Prompted by a report from the National Academy of Sciences the USGS was created by an act of Congress on March 3, 1879. It was charged with the "classification of the public lands, and examination of the geological structure, mineral resources, and products of the national domain." This task was driven by the need to inventory the vast lands added to the United States by the Louisiana Purchase in 1803.
Clarence King, the first director of USGS, assembled the new organization from disparate regional survey agencies. After a short tenure, King was succeeded in the director's chair by John Wesley Powell.
In December 2006, it was announced that the rules for the publication of USGS research were being revised. Employees were informed that USGS leadership and communications staff should be notified "of findings or data that may be especially newsworthy, have an impact on government policy, or contradict previous public understanding to ensure that proper officials are notified and that communication strategies are developed.
The revision was claimed not to change existing rules, but rather to emphasize the importance of maintaining the scientific integrity of the agency's work by requiring scientists to accept comments from the public and follow administrative policies.
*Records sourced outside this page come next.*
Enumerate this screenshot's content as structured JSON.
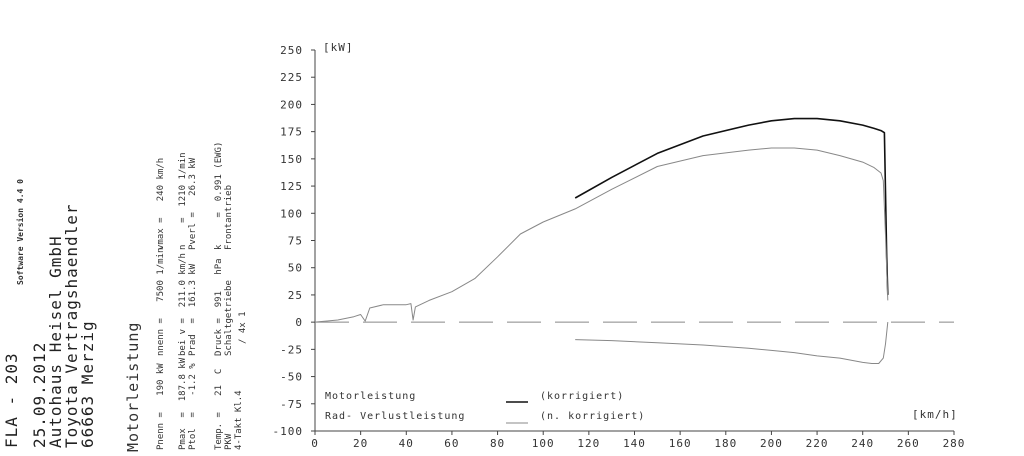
{
  "header": {
    "title": "FLA - 203",
    "date": "25.09.2012",
    "dealer1": "Autohaus Heisel GmbH",
    "dealer2": "Toyota Vertragshaendler",
    "dealer3": "66663 Merzig",
    "software": "Software Version 4.4 0",
    "section": "Motorleistung"
  },
  "params": {
    "col1": [
      "Pnenn =   190 kW",
      "Pmax  =  187.8 kW",
      "Ptol  =   -1.2 %",
      "Temp. =   21  C",
      "PKW",
      "4-Takt Kl.4"
    ],
    "col2": [
      "nnenn =   7500 1/min",
      "bei v =  211.0 km/h",
      "Prad  =  161.3 kW",
      "Druck =  991   hPa",
      "Schaltgetriebe",
      "/ 4x 1"
    ],
    "col3": [
      "vmax =   240 km/h",
      "n    =  1210 1/min",
      "Pverl =   26.3 kW",
      "k     =  0.991 (EWG)",
      "Frontantrieb"
    ]
  },
  "chart_data": {
    "type": "line",
    "ylabel": "[kW]",
    "xlabel": "[km/h]",
    "xlim": [
      0,
      280
    ],
    "ylim": [
      -100,
      250
    ],
    "x_ticks": [
      0,
      20,
      40,
      60,
      80,
      100,
      120,
      140,
      160,
      180,
      200,
      220,
      240,
      260,
      280
    ],
    "y_ticks": [
      -100,
      -75,
      -50,
      -25,
      0,
      25,
      50,
      75,
      100,
      125,
      150,
      175,
      200,
      225,
      250
    ],
    "legend": [
      {
        "label": "Motorleistung",
        "note": "(korrigiert)"
      },
      {
        "label": "Rad- Verlustleistung",
        "note": "(n. korrigiert)"
      }
    ],
    "series": [
      {
        "name": "Motorleistung",
        "color": "#111111",
        "x": [
          114,
          130,
          150,
          170,
          190,
          200,
          210,
          220,
          230,
          240,
          245,
          248,
          249.5,
          250,
          250.5,
          251
        ],
        "y": [
          114,
          133,
          155,
          171,
          181,
          185,
          187,
          187,
          185,
          181,
          178,
          176,
          174,
          120,
          60,
          25
        ]
      },
      {
        "name": "Radleistung",
        "color": "#888888",
        "x": [
          0,
          10,
          17,
          20,
          22,
          23,
          24,
          30,
          40,
          42,
          43,
          44,
          50,
          60,
          70,
          80,
          90,
          100,
          114,
          130,
          150,
          170,
          190,
          200,
          210,
          220,
          230,
          240,
          245,
          248,
          249,
          250,
          251
        ],
        "y": [
          0,
          2,
          5,
          7,
          1,
          7,
          13,
          16,
          16,
          17,
          2,
          14,
          20,
          28,
          40,
          60,
          81,
          92,
          104,
          122,
          143,
          153,
          158,
          160,
          160,
          158,
          153,
          147,
          142,
          137,
          130,
          80,
          20
        ]
      },
      {
        "name": "Verlustleistung",
        "color": "#888888",
        "x": [
          114,
          130,
          150,
          170,
          190,
          200,
          210,
          220,
          230,
          240,
          244,
          247,
          249,
          250,
          251
        ],
        "y": [
          -16,
          -17,
          -19,
          -21,
          -24,
          -26,
          -28,
          -31,
          -33,
          -37,
          -38,
          -38,
          -33,
          -20,
          0
        ]
      }
    ],
    "reference_line": 0
  }
}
However, scientists have questioned whether this revision is likely to facilitate censorship of their work, as has been alleged by critics to have occurred in some Federal agencies under the administration of United States President George W. Bush.
According to the authors of this policy, USGS information is given to the public after it has been through a peer review and approval process. USGS leadership and communications staff are kept informed of relevant scientific findings so they can manage the flow of information to decision-makers, who use this information to make resource-management choices. Policy makers have said these principles and practices will bolster the USGS’s scientific objectivity and reputation.